In many cases, no company wants to hold or manage wallets containing millions of dollars in stablecoins (or other crypto assets). Instead, they rely on custodians to store liquidity securely and insured. Custodians sit lower in the stack because nearly every application and service depends on them to safely store stablecoins.
Centralized Exchanges (CEXs) also play a pivotal role in the Financial Integration Layer. Through partnerships with liquidity providers and minting/redeeming services, CEXs settle large-scale crypto and fiat transactions. Holding reserves of both stablecoins and cash, they effectively facilitate trades between counterparties.
Finally, at the very base of the crypto payment stack are minting and redemption services or entities. Tether operates through a limited network that mints and redeems USDT, receiving cash directly into bank accounts or stablecoins via custodians. On the other hand, Circle’s Circle Mint allows qualified companies that pass Know Your Business (KYB) checks to mint and redeem USDC.
The Full Picture
The payment system is dynamic and highly interconnected. Each layer relies on tools, services, and providers from the layers beneath it. Altogether, the crypto payment stack looks like this:

Final Thoughts
Stablecoin-powered payments represent one of the most impactful and adoptable use cases in crypto outside of BTC as digital gold.
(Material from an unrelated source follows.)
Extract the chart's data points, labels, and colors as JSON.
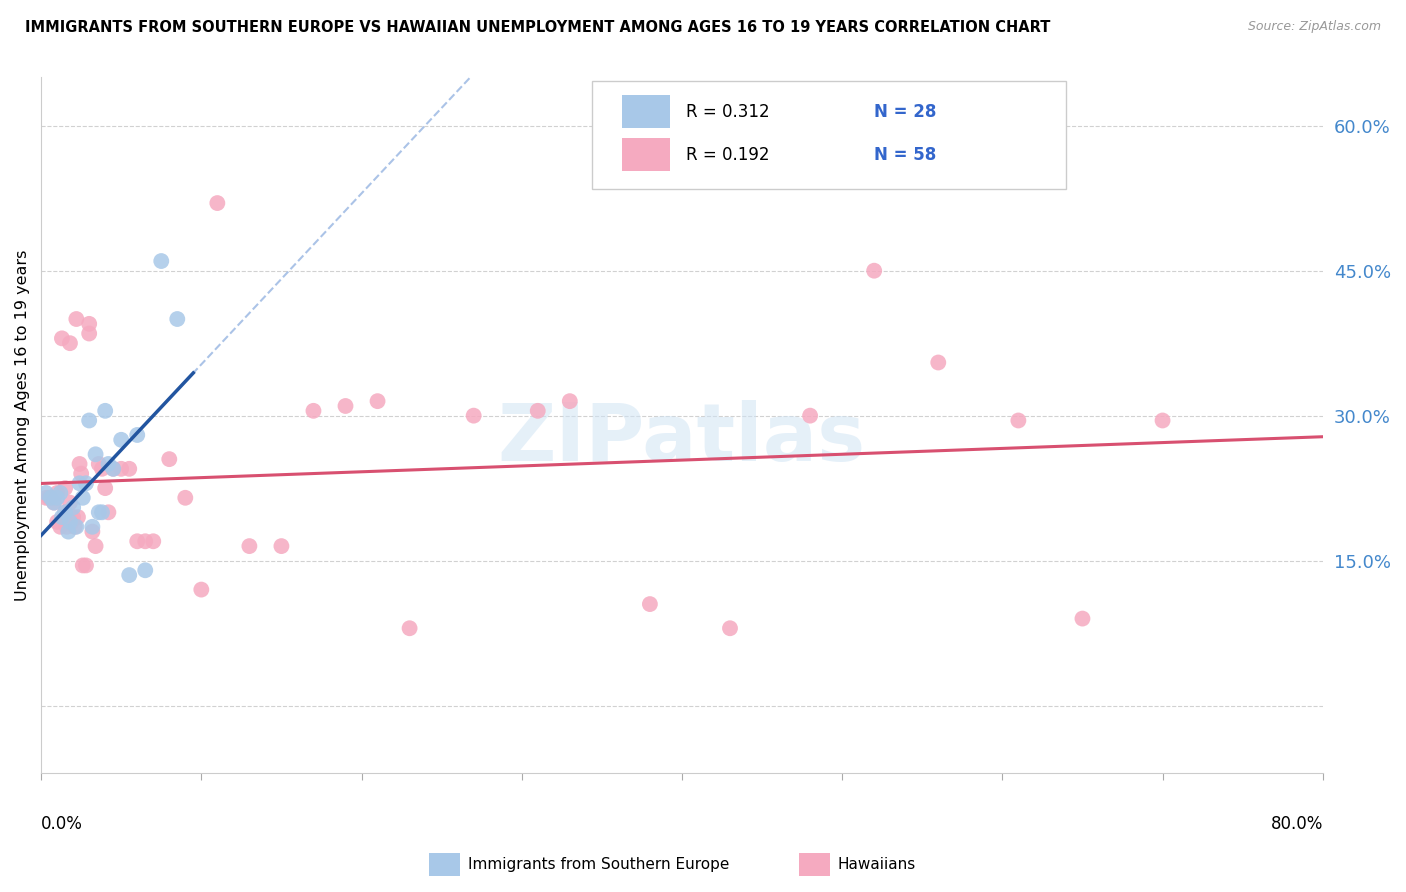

@PlasmaFDN, as a blockchain purpose-built for stablecoin payments, is well-positioned—but I expect nearly every blockchain will eventually shift toward stablecoins and payments. To succeed, they must rethink their payment architectures, as EVM compatibility alone is no longer enough.

In conclusion, stablecoins truly represent a trillion-dollar opportunity, and those who occupy key positions within the payment stack will capture the greatest value.